第19話お給料

 十月に入り少しずつ気温が下がってくる。

 アイウォークこと第三の足を手に入れた俺はそれなりに業務をこなしていた。


 そしていつも通り、H営業所に出勤すると……


 デスクの上に置いてある紙……

 給料明細だ!


 毎月の楽しみでもある。

 先月は残業代と傷病休暇の一部が入ったので、かなりたんまりお金ちゃんを頂いた。

 

 むふふ、先月はいくらもらったのかなー。

 俺はワクワクしながら給料明細に目を通す。



【八万円】


 ん? 何かの見間違いかな?

 これは控除額なんじゃないの?


 だが給料明細に何度も目を通しても支給額は八万円だった……


 バイトかよ……orz

 初任給で貰った額より少ないじゃん……


 まぁ仕方ないことなのだ。

 俺は今傷病休暇扱いだ。

 実際に働いていても実働として扱われない。

 

 例え一日16時間働いても、傷病休暇は一日に8時間しか労働時間がつかない。

 それを20日で160時間。

 つまり俺は会社が指定した最低労働時間分のみのお給料しか貰えないのだ。


 因みに保険で貰える額は雀の涙。

 あまり期待しないほうがいいだろう。

 

「あかんやん……」


 あかんやんである。

 こちとら食べ盛りの娘がいて、さらに三千万のローンを抱えている。

 

 それなりに貯金はあるので、いきなり困るようなことはないのだが……


 くっ! このままでは嫁さんとの経済格差が広がっていくではないか!

 毎月の給料では俺のほうが勝っているが、ボーナスでは彼女に負けている。


 いや、これは勝ち負けじゃないのは分かっているのだが、ほら、なんか俺、骨折家の大黒柱じゃない?←自分で言うな

  

 このままでは父として、夫としての面子が!


 そして業務を終え、家に戻る。

 すると嫁さんも帰っており、ご飯の支度をしていた。


「あら。
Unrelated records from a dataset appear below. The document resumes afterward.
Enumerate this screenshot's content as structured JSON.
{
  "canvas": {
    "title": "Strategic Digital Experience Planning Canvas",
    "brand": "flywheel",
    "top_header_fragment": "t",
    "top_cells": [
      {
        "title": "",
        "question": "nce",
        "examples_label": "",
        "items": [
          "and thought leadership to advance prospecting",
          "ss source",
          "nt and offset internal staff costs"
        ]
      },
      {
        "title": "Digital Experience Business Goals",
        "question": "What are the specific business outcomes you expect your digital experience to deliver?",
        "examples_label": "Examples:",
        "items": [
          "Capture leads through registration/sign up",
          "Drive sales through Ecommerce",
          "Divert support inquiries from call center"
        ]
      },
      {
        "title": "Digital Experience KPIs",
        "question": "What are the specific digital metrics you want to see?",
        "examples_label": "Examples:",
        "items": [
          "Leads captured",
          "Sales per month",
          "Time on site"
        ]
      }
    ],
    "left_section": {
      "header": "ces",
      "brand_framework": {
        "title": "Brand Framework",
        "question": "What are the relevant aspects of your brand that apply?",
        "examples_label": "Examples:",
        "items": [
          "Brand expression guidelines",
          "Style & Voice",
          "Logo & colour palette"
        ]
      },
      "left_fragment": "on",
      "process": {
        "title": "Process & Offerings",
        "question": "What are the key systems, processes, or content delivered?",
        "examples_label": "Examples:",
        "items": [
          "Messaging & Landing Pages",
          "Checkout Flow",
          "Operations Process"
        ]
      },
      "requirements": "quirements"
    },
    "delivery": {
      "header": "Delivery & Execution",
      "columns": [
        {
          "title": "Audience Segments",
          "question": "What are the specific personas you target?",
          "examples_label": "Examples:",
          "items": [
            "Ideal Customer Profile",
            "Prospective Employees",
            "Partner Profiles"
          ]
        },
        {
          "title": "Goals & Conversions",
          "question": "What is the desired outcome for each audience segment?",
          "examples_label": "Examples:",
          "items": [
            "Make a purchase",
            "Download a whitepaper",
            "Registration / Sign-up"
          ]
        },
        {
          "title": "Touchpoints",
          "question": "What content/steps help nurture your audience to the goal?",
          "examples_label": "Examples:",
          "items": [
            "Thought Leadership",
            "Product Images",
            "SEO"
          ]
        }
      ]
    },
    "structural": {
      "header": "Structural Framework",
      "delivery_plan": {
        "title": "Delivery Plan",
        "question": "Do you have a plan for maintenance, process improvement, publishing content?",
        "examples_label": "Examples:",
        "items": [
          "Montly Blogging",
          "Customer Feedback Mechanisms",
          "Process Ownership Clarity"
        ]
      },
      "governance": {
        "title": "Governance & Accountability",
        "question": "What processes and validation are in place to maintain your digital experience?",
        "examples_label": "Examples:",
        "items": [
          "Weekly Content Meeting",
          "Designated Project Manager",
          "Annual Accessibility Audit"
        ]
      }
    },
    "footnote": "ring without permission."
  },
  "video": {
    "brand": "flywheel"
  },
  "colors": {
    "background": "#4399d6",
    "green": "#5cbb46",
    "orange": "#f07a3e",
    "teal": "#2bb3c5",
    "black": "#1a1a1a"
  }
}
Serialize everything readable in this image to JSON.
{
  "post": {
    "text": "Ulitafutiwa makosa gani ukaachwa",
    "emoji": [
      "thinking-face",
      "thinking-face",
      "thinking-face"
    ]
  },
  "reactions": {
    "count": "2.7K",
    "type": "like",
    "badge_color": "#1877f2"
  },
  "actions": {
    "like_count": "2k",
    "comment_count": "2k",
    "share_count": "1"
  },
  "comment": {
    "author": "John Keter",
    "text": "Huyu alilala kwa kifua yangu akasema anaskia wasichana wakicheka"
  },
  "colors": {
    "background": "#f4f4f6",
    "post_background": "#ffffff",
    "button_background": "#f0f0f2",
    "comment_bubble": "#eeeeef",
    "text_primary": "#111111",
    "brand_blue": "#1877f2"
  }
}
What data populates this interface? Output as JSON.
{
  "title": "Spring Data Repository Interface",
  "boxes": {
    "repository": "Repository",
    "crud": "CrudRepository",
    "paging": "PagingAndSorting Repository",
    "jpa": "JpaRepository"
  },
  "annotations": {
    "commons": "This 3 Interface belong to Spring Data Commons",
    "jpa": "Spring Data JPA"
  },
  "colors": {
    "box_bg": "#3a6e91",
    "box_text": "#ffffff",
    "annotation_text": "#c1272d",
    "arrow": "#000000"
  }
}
お帰りー。早いのね」

「ま、まあね……」


 俺は装具を外し、落ち着きなく嫁を見つめる。

 俺の給料が知られたら…… 

 だが俺の心配事はあっさり嫁子に筒抜けだったのである。


「今月のお給料、どうしたの?」


 ギクリッ!?

 す、既に知ってらっしゃいましたか!


 そりゃそうか。

 俺の銀行カード、通帳は全て嫁子に預けてあるからな。

 俺は金が必要な時に嫁子にお小遣いを貰っているのだ。俺の口座からだけどな。


「す、すまん…… 基本給しか貰ってないからな。色々引かれたらこれぐらいしか残らなかったみたいで……」


 だが嫁子は怒るわけでもなく……


「ふふ、大丈夫よ。まだまだ貯金はあるしね。それにあなたって全くお金使わないじゃない? その点はいい人と結婚したって思ってるわよ」


 嫁子……

 彼女の言った通りなのだ。

 俺は金を使う趣味を持っていない。

 ゲームはやるが、一本のソフトを一年かけて遊ぶ。積みゲーなどしたことがない。

 バイクは好きだが、今乗ってるPCXも、そろそろ10年経つしな。

 極めつけは小説だ。

 休みの日は、自分の小説を書くか、他の人の小説を読むかしかしていない。

 

 さらに言うと、嫁子は金融関係なのでお金の管理はどんとこいな人だ。

 うぅ…… いい人を嫁にもらった……


「ありがとう…… 来月は足を治してしっかり稼ぐから!」

「ふふ、期待しないで待ってるわ」


 期待してよ……


 ともあれ、俺はさっさと足を治して稼がないと。

 労働に対するモチベーションが上がった十月だった。